The younger son in the parable asked his father to give him now his share of what he would inherit at his father's death. He takes it, leaves his father, then blows all the money on dissipation. I used to ask CD 1 students what was that son's worst sin? It is not what he did with the money; it is that all he wanted from his father was his inheritance and he could not wait for him to die. Taking all his father was good for to him, he leaves him, not intending to return.
My second question is: Why does the younger son return to his father? Some people make much of the statement that he came to his senses and that he prepares a speech of confession. Yet he returns for only one reason: he is hungry, starving. He is not returning with a son's love of his father. Assuming he won't be taken back as a son (thus showing how little he understands his father), he just wants to work and be fed as his father's workers are. He plans what to say to his father and heads home.
My third question to CD 1 was: is it true or false that the father embraces his son after the son confesses his guilt? It is false. The father recognizes his son far off, runs to him and embraces him before the son gets a word out. He then ignores his son's prepared confession, being too busy ordering up the celebration for his son's return.

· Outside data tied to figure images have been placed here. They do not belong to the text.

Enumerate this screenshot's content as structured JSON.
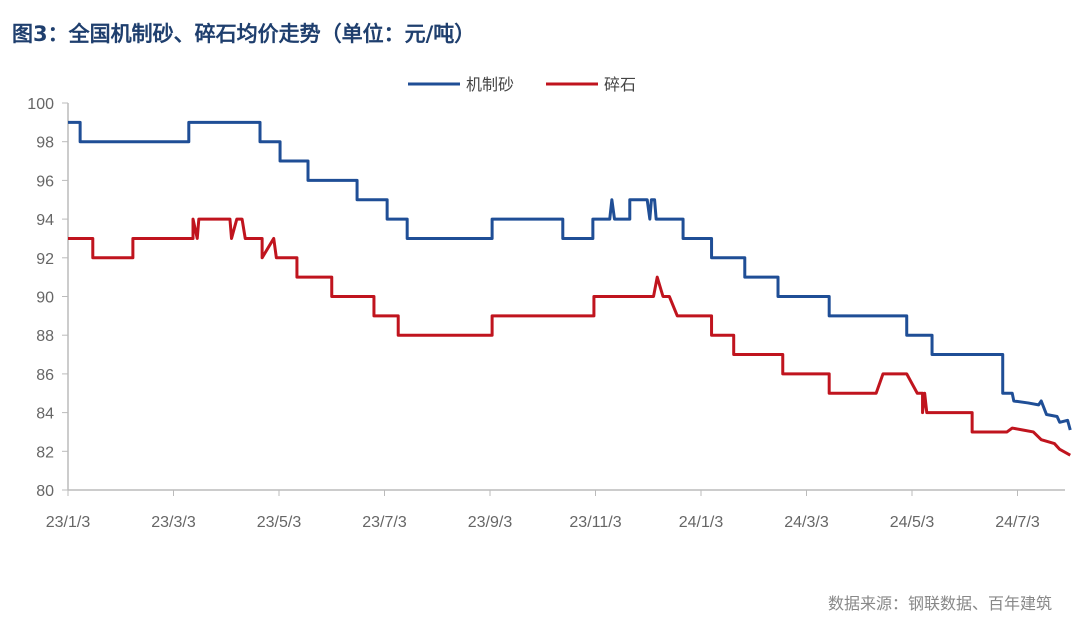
{
  "chart_data": {
    "type": "line",
    "title": "图3：全国机制砂、碎石均价走势（单位：元/吨）",
    "source": "数据来源：钢联数据、百年建筑",
    "x_unit": "months since 23/1/3",
    "xticks": [
      "23/1/3",
      "23/3/3",
      "23/5/3",
      "23/7/3",
      "23/9/3",
      "23/11/3",
      "24/1/3",
      "24/3/3",
      "24/5/3",
      "24/7/3"
    ],
    "ylim": [
      80,
      100
    ],
    "yticks": [
      80,
      82,
      84,
      86,
      88,
      90,
      92,
      94,
      96,
      98,
      100
    ],
    "legend": "top-center",
    "series": [
      {
        "name": "机制砂",
        "color": "#1f4e96",
        "points": [
          [
            0,
            99
          ],
          [
            0.23,
            99
          ],
          [
            0.23,
            98
          ],
          [
            2.29,
            98
          ],
          [
            2.29,
            99
          ],
          [
            3.64,
            99
          ],
          [
            3.64,
            98
          ],
          [
            4.02,
            98
          ],
          [
            4.02,
            97
          ],
          [
            4.55,
            97
          ],
          [
            4.55,
            96
          ],
          [
            5.48,
            96
          ],
          [
            5.48,
            95
          ],
          [
            6.05,
            95
          ],
          [
            6.05,
            94
          ],
          [
            6.43,
            94
          ],
          [
            6.43,
            93
          ],
          [
            8.04,
            93
          ],
          [
            8.04,
            94
          ],
          [
            9.38,
            94
          ],
          [
            9.38,
            93
          ],
          [
            9.95,
            93
          ],
          [
            9.95,
            94
          ],
          [
            10.27,
            94
          ],
          [
            10.31,
            95
          ],
          [
            10.36,
            94
          ],
          [
            10.65,
            94
          ],
          [
            10.65,
            95
          ],
          [
            10.98,
            95
          ],
          [
            11.03,
            94
          ],
          [
            11.06,
            95
          ],
          [
            11.12,
            95
          ],
          [
            11.15,
            94
          ],
          [
            11.66,
            94
          ],
          [
            11.66,
            93
          ],
          [
            12.2,
            93
          ],
          [
            12.2,
            92
          ],
          [
            12.83,
            92
          ],
          [
            12.83,
            91
          ],
          [
            13.46,
            91
          ],
          [
            13.46,
            90
          ],
          [
            14.43,
            90
          ],
          [
            14.43,
            89
          ],
          [
            15.9,
            89
          ],
          [
            15.9,
            88
          ],
          [
            16.38,
            88
          ],
          [
            16.38,
            87
          ],
          [
            17.72,
            87
          ],
          [
            17.72,
            85
          ],
          [
            17.9,
            85
          ],
          [
            17.93,
            84.6
          ],
          [
            18.2,
            84.5
          ],
          [
            18.4,
            84.4
          ],
          [
            18.45,
            84.6
          ],
          [
            18.55,
            83.9
          ],
          [
            18.75,
            83.8
          ],
          [
            18.8,
            83.5
          ],
          [
            18.95,
            83.6
          ],
          [
            19.0,
            83.1
          ]
        ]
      },
      {
        "name": "碎石",
        "color": "#c0141e",
        "points": [
          [
            0,
            93
          ],
          [
            0.47,
            93
          ],
          [
            0.47,
            92
          ],
          [
            1.23,
            92
          ],
          [
            1.23,
            93
          ],
          [
            2.37,
            93
          ],
          [
            2.37,
            94
          ],
          [
            2.45,
            93
          ],
          [
            2.48,
            94
          ],
          [
            3.07,
            94
          ],
          [
            3.1,
            93
          ],
          [
            3.2,
            94
          ],
          [
            3.3,
            94
          ],
          [
            3.36,
            93
          ],
          [
            3.68,
            93
          ],
          [
            3.68,
            92
          ],
          [
            3.9,
            93
          ],
          [
            3.95,
            92
          ],
          [
            4.04,
            92
          ],
          [
            4.34,
            92
          ],
          [
            4.34,
            91
          ],
          [
            5.0,
            91
          ],
          [
            5.0,
            90
          ],
          [
            5.8,
            90
          ],
          [
            5.8,
            89
          ],
          [
            6.26,
            89
          ],
          [
            6.26,
            88
          ],
          [
            8.04,
            88
          ],
          [
            8.04,
            89
          ],
          [
            9.97,
            89
          ],
          [
            9.97,
            90
          ],
          [
            11.1,
            90
          ],
          [
            11.17,
            91
          ],
          [
            11.28,
            90
          ],
          [
            11.4,
            90
          ],
          [
            11.55,
            89
          ],
          [
            12.2,
            89
          ],
          [
            12.2,
            88
          ],
          [
            12.62,
            88
          ],
          [
            12.62,
            87
          ],
          [
            13.55,
            87
          ],
          [
            13.55,
            86
          ],
          [
            14.43,
            86
          ],
          [
            14.43,
            85
          ],
          [
            15.32,
            85
          ],
          [
            15.45,
            86
          ],
          [
            15.9,
            86
          ],
          [
            16.1,
            85
          ],
          [
            16.2,
            85
          ],
          [
            16.2,
            84
          ],
          [
            16.24,
            85
          ],
          [
            16.28,
            84
          ],
          [
            17.14,
            84
          ],
          [
            17.14,
            83
          ],
          [
            17.8,
            83
          ],
          [
            17.9,
            83.2
          ],
          [
            18.1,
            83.1
          ],
          [
            18.3,
            83
          ],
          [
            18.45,
            82.6
          ],
          [
            18.7,
            82.4
          ],
          [
            18.8,
            82.1
          ],
          [
            19.0,
            81.8
          ]
        ]
      }
    ]
  }
}
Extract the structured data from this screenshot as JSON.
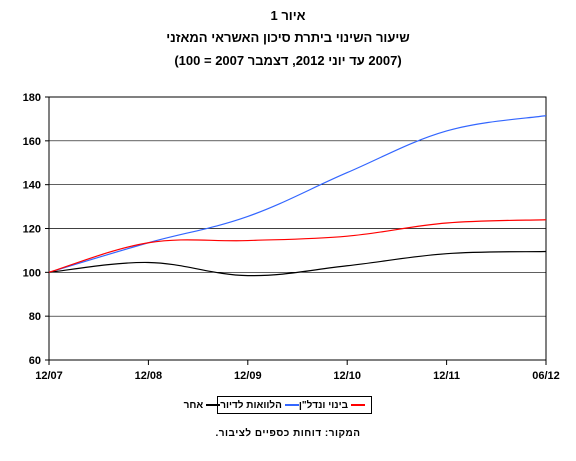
{
  "title": {
    "line1": "איור 1",
    "line2": "שיעור השינוי ביתרת סיכון האשראי המאזני",
    "line3": "(2007 עד יוני 2012, דצמבר 2007 = 100)"
  },
  "source": "המקור: דוחות כספיים לציבור.",
  "chart_data": {
    "type": "line",
    "categories": [
      "12/07",
      "12/08",
      "12/09",
      "12/10",
      "12/11",
      "06/12"
    ],
    "ylim": [
      60,
      180
    ],
    "yticks": [
      60,
      80,
      100,
      120,
      140,
      160,
      180
    ],
    "grid": true,
    "legend_position": "bottom",
    "series": [
      {
        "name": "בינוי ונדל\"ן",
        "color": "#ff0000",
        "values": [
          100,
          113.5,
          114.5,
          116.5,
          122.5,
          124
        ]
      },
      {
        "name": "הלוואות לדיור",
        "color": "#3366ff",
        "values": [
          100,
          113.5,
          125.5,
          145.5,
          164.5,
          171.5
        ]
      },
      {
        "name": "אחר",
        "color": "#000000",
        "values": [
          100,
          104.5,
          98.5,
          103,
          108.5,
          109.5
        ]
      }
    ]
  }
}
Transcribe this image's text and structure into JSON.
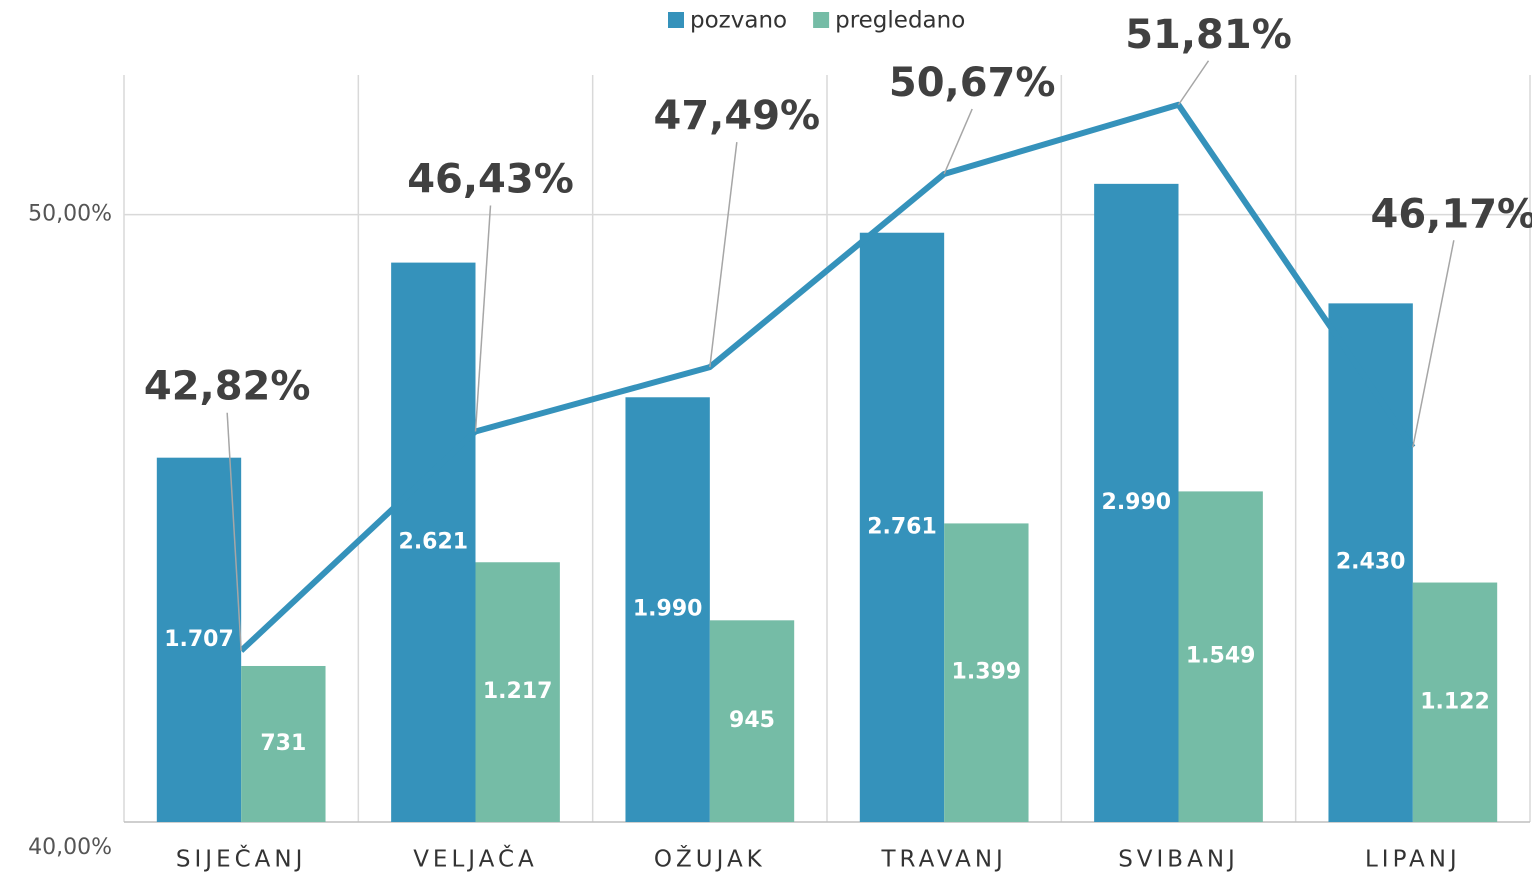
{
  "chart_data": {
    "type": "bar_line",
    "categories": [
      "SIJEČANJ",
      "VELJAČA",
      "OŽUJAK",
      "TRAVANJ",
      "SVIBANJ",
      "LIPANJ"
    ],
    "series": [
      {
        "name": "pozvano",
        "type": "bar",
        "axis": "y2",
        "color": "#3592bb",
        "values": [
          1707,
          2621,
          1990,
          2761,
          2990,
          2430
        ],
        "value_labels": [
          "1.707",
          "2.621",
          "1.990",
          "2.761",
          "2.990",
          "2.430"
        ]
      },
      {
        "name": "pregledano",
        "type": "bar",
        "axis": "y2",
        "color": "#75bca6",
        "values": [
          731,
          1217,
          945,
          1399,
          1549,
          1122
        ],
        "value_labels": [
          "731",
          "1.217",
          "945",
          "1.399",
          "1.549",
          "1.122"
        ]
      },
      {
        "type": "line",
        "axis": "y",
        "color": "#3592bb",
        "values": [
          42.82,
          46.43,
          47.49,
          50.67,
          51.81,
          46.17
        ],
        "value_labels": [
          "42,82%",
          "46,43%",
          "47,49%",
          "50,67%",
          "51,81%",
          "46,17%"
        ]
      }
    ],
    "ylim": [
      40,
      52.3
    ],
    "yticks": [
      {
        "value": 40,
        "label": "40,00%"
      },
      {
        "value": 50,
        "label": "50,00%"
      }
    ],
    "y2lim": [
      0,
      3500
    ],
    "grid": true,
    "legend": "top"
  }
}
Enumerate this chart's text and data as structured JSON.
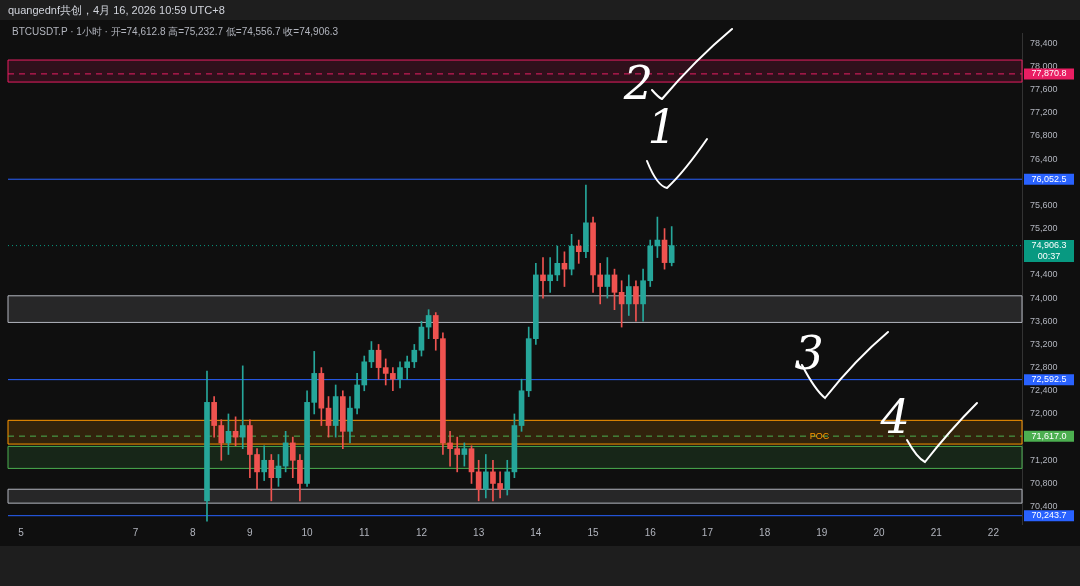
{
  "chart_data": {
    "type": "candlestick",
    "title": "quangednf共创，4月 16, 2026 10:59 UTC+8",
    "subtitle": "BTCUSDT.P · 1小时 · 开=74,612.8 高=75,232.7 低=74,556.7 收=74,906.3",
    "colors": [
      "#26a69a",
      "#ef5350",
      "#ef5350",
      "#26a69a",
      "#ef5350",
      "#26a69a",
      "#ef5350",
      "#ef5350",
      "#26a69a",
      "#ef5350",
      "#26a69a",
      "#26a69a",
      "#ef5350",
      "#ef5350",
      "#26a69a",
      "#26a69a",
      "#ef5350",
      "#ef5350",
      "#26a69a",
      "#ef5350",
      "#26a69a",
      "#26a69a",
      "#26a69a",
      "#26a69a",
      "#ef5350",
      "#ef5350",
      "#ef5350",
      "#26a69a",
      "#26a69a",
      "#26a69a",
      "#26a69a",
      "#26a69a",
      "#ef5350",
      "#ef5350",
      "#ef5350",
      "#ef5350",
      "#26a69a",
      "#ef5350",
      "#ef5350",
      "#26a69a",
      "#ef5350",
      "#ef5350",
      "#26a69a",
      "#26a69a",
      "#26a69a",
      "#26a69a",
      "#26a69a",
      "#ef5350",
      "#26a69a",
      "#26a69a",
      "#ef5350",
      "#26a69a",
      "#ef5350",
      "#26a69a",
      "#ef5350",
      "#ef5350",
      "#26a69a",
      "#ef5350",
      "#ef5350",
      "#26a69a",
      "#ef5350",
      "#26a69a",
      "#26a69a",
      "#26a69a",
      "#ef5350",
      "#26a69a"
    ],
    "x": [
      "2026-04-08T06:00",
      "2026-04-08T09:00",
      "2026-04-08T12:00",
      "2026-04-08T15:00",
      "2026-04-08T18:00",
      "2026-04-08T21:00",
      "2026-04-09T00:00",
      "2026-04-09T03:00",
      "2026-04-09T06:00",
      "2026-04-09T09:00",
      "2026-04-09T12:00",
      "2026-04-09T15:00",
      "2026-04-09T18:00",
      "2026-04-09T21:00",
      "2026-04-10T00:00",
      "2026-04-10T03:00",
      "2026-04-10T06:00",
      "2026-04-10T09:00",
      "2026-04-10T12:00",
      "2026-04-10T15:00",
      "2026-04-10T18:00",
      "2026-04-10T21:00",
      "2026-04-11T00:00",
      "2026-04-11T03:00",
      "2026-04-11T06:00",
      "2026-04-11T09:00",
      "2026-04-11T12:00",
      "2026-04-11T15:00",
      "2026-04-11T18:00",
      "2026-04-11T21:00",
      "2026-04-12T00:00",
      "2026-04-12T03:00",
      "2026-04-12T06:00",
      "2026-04-12T09:00",
      "2026-04-12T12:00",
      "2026-04-12T15:00",
      "2026-04-12T18:00",
      "2026-04-12T21:00",
      "2026-04-13T00:00",
      "2026-04-13T03:00",
      "2026-04-13T06:00",
      "2026-04-13T09:00",
      "2026-04-13T12:00",
      "2026-04-13T15:00",
      "2026-04-13T18:00",
      "2026-04-13T21:00",
      "2026-04-14T00:00",
      "2026-04-14T03:00",
      "2026-04-14T06:00",
      "2026-04-14T09:00",
      "2026-04-14T12:00",
      "2026-04-14T15:00",
      "2026-04-14T18:00",
      "2026-04-14T21:00",
      "2026-04-15T00:00",
      "2026-04-15T03:00",
      "2026-04-15T06:00",
      "2026-04-15T09:00",
      "2026-04-15T12:00",
      "2026-04-15T15:00",
      "2026-04-15T18:00",
      "2026-04-15T21:00",
      "2026-04-16T00:00",
      "2026-04-16T03:00",
      "2026-04-16T06:00",
      "2026-04-16T09:00"
    ],
    "ohlc": [
      [
        70500,
        72740,
        70150,
        72200
      ],
      [
        72200,
        72300,
        71600,
        71800
      ],
      [
        71800,
        71900,
        71200,
        71500
      ],
      [
        71500,
        72000,
        71300,
        71700
      ],
      [
        71700,
        71950,
        71450,
        71600
      ],
      [
        71600,
        72830,
        71400,
        71800
      ],
      [
        71800,
        71900,
        70900,
        71300
      ],
      [
        71300,
        71400,
        70700,
        71000
      ],
      [
        71000,
        71450,
        70850,
        71200
      ],
      [
        71200,
        71300,
        70500,
        70900
      ],
      [
        70900,
        71300,
        70750,
        71100
      ],
      [
        71100,
        71700,
        71000,
        71500
      ],
      [
        71500,
        71600,
        70900,
        71200
      ],
      [
        71200,
        71300,
        70500,
        70800
      ],
      [
        70800,
        72400,
        70750,
        72200
      ],
      [
        72200,
        73080,
        72000,
        72700
      ],
      [
        72700,
        72800,
        71800,
        72100
      ],
      [
        72100,
        72300,
        71600,
        71800
      ],
      [
        71800,
        72500,
        71600,
        72300
      ],
      [
        72300,
        72400,
        71400,
        71700
      ],
      [
        71700,
        72300,
        71500,
        72100
      ],
      [
        72100,
        72700,
        72000,
        72500
      ],
      [
        72500,
        73000,
        72400,
        72900
      ],
      [
        72900,
        73250,
        72800,
        73100
      ],
      [
        73100,
        73200,
        72600,
        72800
      ],
      [
        72800,
        72950,
        72500,
        72700
      ],
      [
        72700,
        72800,
        72400,
        72600
      ],
      [
        72600,
        72900,
        72450,
        72800
      ],
      [
        72800,
        73000,
        72600,
        72900
      ],
      [
        72900,
        73200,
        72800,
        73100
      ],
      [
        73100,
        73600,
        73000,
        73500
      ],
      [
        73500,
        73800,
        73300,
        73700
      ],
      [
        73700,
        73750,
        73100,
        73300
      ],
      [
        73300,
        73400,
        71300,
        71500
      ],
      [
        71500,
        71700,
        71100,
        71400
      ],
      [
        71400,
        71600,
        71000,
        71300
      ],
      [
        71300,
        71500,
        71100,
        71400
      ],
      [
        71400,
        71450,
        70800,
        71000
      ],
      [
        71000,
        71200,
        70500,
        70700
      ],
      [
        70700,
        71300,
        70550,
        71000
      ],
      [
        71000,
        71200,
        70500,
        70800
      ],
      [
        70800,
        71000,
        70550,
        70700
      ],
      [
        70700,
        71200,
        70600,
        71000
      ],
      [
        71000,
        72000,
        70900,
        71800
      ],
      [
        71800,
        72600,
        71700,
        72400
      ],
      [
        72400,
        73500,
        72300,
        73300
      ],
      [
        73300,
        74600,
        73200,
        74400
      ],
      [
        74400,
        74700,
        74000,
        74300
      ],
      [
        74300,
        74700,
        74100,
        74400
      ],
      [
        74400,
        74900,
        74300,
        74600
      ],
      [
        74600,
        74800,
        74200,
        74500
      ],
      [
        74500,
        75100,
        74400,
        74900
      ],
      [
        74900,
        75000,
        74600,
        74800
      ],
      [
        74800,
        75950,
        74700,
        75300
      ],
      [
        75300,
        75400,
        74100,
        74400
      ],
      [
        74400,
        74600,
        73900,
        74200
      ],
      [
        74200,
        74700,
        74000,
        74400
      ],
      [
        74400,
        74500,
        73800,
        74100
      ],
      [
        74100,
        74300,
        73500,
        73900
      ],
      [
        73900,
        74400,
        73700,
        74200
      ],
      [
        74200,
        74300,
        73600,
        73900
      ],
      [
        73900,
        74500,
        73600,
        74300
      ],
      [
        74300,
        75000,
        74200,
        74900
      ],
      [
        74900,
        75400,
        74700,
        75000
      ],
      [
        75000,
        75200,
        74500,
        74612.8
      ],
      [
        74612.8,
        75232.7,
        74556.7,
        74906.3
      ]
    ],
    "xlim": [
      "2026-04-04T18:30",
      "2026-04-22T12:00"
    ],
    "xticks": [
      {
        "value": "2026-04-05",
        "label": "5"
      },
      {
        "value": "2026-04-07",
        "label": "7"
      },
      {
        "value": "2026-04-08",
        "label": "8"
      },
      {
        "value": "2026-04-09",
        "label": "9"
      },
      {
        "value": "2026-04-10",
        "label": "10"
      },
      {
        "value": "2026-04-11",
        "label": "11"
      },
      {
        "value": "2026-04-12",
        "label": "12"
      },
      {
        "value": "2026-04-13",
        "label": "13"
      },
      {
        "value": "2026-04-14",
        "label": "14"
      },
      {
        "value": "2026-04-15",
        "label": "15"
      },
      {
        "value": "2026-04-16",
        "label": "16"
      },
      {
        "value": "2026-04-17",
        "label": "17"
      },
      {
        "value": "2026-04-18",
        "label": "18"
      },
      {
        "value": "2026-04-19",
        "label": "19"
      },
      {
        "value": "2026-04-20",
        "label": "20"
      },
      {
        "value": "2026-04-21",
        "label": "21"
      },
      {
        "value": "2026-04-22",
        "label": "22"
      }
    ],
    "ylim": [
      70100,
      78570
    ],
    "yticks": [
      {
        "value": 70400,
        "label": "70,400"
      },
      {
        "value": 70800,
        "label": "70,800"
      },
      {
        "value": 71200,
        "label": "71,200"
      },
      {
        "value": 71600,
        "label": null
      },
      {
        "value": 72000,
        "label": "72,000"
      },
      {
        "value": 72400,
        "label": "72,400"
      },
      {
        "value": 72800,
        "label": "72,800"
      },
      {
        "value": 73200,
        "label": "73,200"
      },
      {
        "value": 73600,
        "label": "73,600"
      },
      {
        "value": 74000,
        "label": "74,000"
      },
      {
        "value": 74400,
        "label": "74,400"
      },
      {
        "value": 75200,
        "label": "75,200"
      },
      {
        "value": 75600,
        "label": "75,600"
      },
      {
        "value": 76400,
        "label": "76,400"
      },
      {
        "value": 76800,
        "label": "76,800"
      },
      {
        "value": 77200,
        "label": "77,200"
      },
      {
        "value": 77600,
        "label": "77,600"
      },
      {
        "value": 78000,
        "label": "78,000"
      },
      {
        "value": 78400,
        "label": "78,400"
      }
    ],
    "ref_lines": [
      {
        "axis": "y",
        "value": 77870.8,
        "label": "77,870.8",
        "color": "#e91e63",
        "line_style": "dashed"
      },
      {
        "axis": "y",
        "value": 76052.5,
        "label": "76,052.5",
        "color": "#2962ff",
        "line_style": "solid"
      },
      {
        "axis": "y",
        "value": 74906.3,
        "label": "74,906.3\n00:37",
        "color": "#089981",
        "line_style": "dotted"
      },
      {
        "axis": "y",
        "value": 72592.5,
        "label": "72,592.5",
        "color": "#2962ff",
        "line_style": "solid"
      },
      {
        "axis": "y",
        "value": 71617.0,
        "label": "71,617.0",
        "color": "#4caf50",
        "line_style": "dashed"
      },
      {
        "axis": "y",
        "value": 70243.7,
        "label": "70,243.7",
        "color": "#2962ff",
        "line_style": "solid"
      }
    ],
    "bands": [
      {
        "axis": "y",
        "from": 77730,
        "to": 78110,
        "color": "#e91e63"
      },
      {
        "axis": "y",
        "from": 73580,
        "to": 74040,
        "color": "#b2b5be"
      },
      {
        "axis": "y",
        "from": 71480,
        "to": 71890,
        "color": "#ff9800"
      },
      {
        "axis": "y",
        "from": 71060,
        "to": 71440,
        "color": "#4caf50"
      },
      {
        "axis": "y",
        "from": 70460,
        "to": 70700,
        "color": "#b2b5be"
      }
    ],
    "annotations": [
      "1",
      {
        "text": "2",
        "x": "2026-04-15T19:00",
        "y": 77650
      },
      "3",
      "4",
      {
        "text": "POC",
        "x": "2026-04-18T23:00",
        "y": 71617
      }
    ],
    "legend": false,
    "grid": false
  }
}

The sulking elder brother not only resents his brother (whom he calls "your son," not "my brother"), but thinks his father wants only obedience to his commands. Again, there is no sign of love from either son.
So, what does this tell us about God's forgiveness? What does he require to forgive our betrayal and rejection of him? For this, not disobedience to laws and commands, is what sin is.
The Church requires three things for sacramental absolution: contrition, confession, and penance. Jesus tells us here that God requires none of these. As the Church knows, it is we who need to express sorrow, confess and face up to our infidelity, and attempt at least some reparation - and we need the sacramental life to live truly. The elder son was wrong: our Father is not intent on obedience to his commands, although he knows that we, whom he loves, will hurt ourselves when we reject his ways to follow self-will.
God our Father, according to Jesus his Son, requires of us only one thing: come home. The father forgave his son, as our Father forgives us, even before the sin - though we are faithless, he is faithful, and his forgiveness is within his love. God our Father - and our Mother - loves and forgives us because we are his children, caring only, for our sake and his, that we come home. This question is not will God accept us back as his son or daughter or on what terms will he accept us, but will we accept being his children. Perhaps, through the knowledge that love brings, we may come to understand him better and, knowing who he really is, learn who we really are.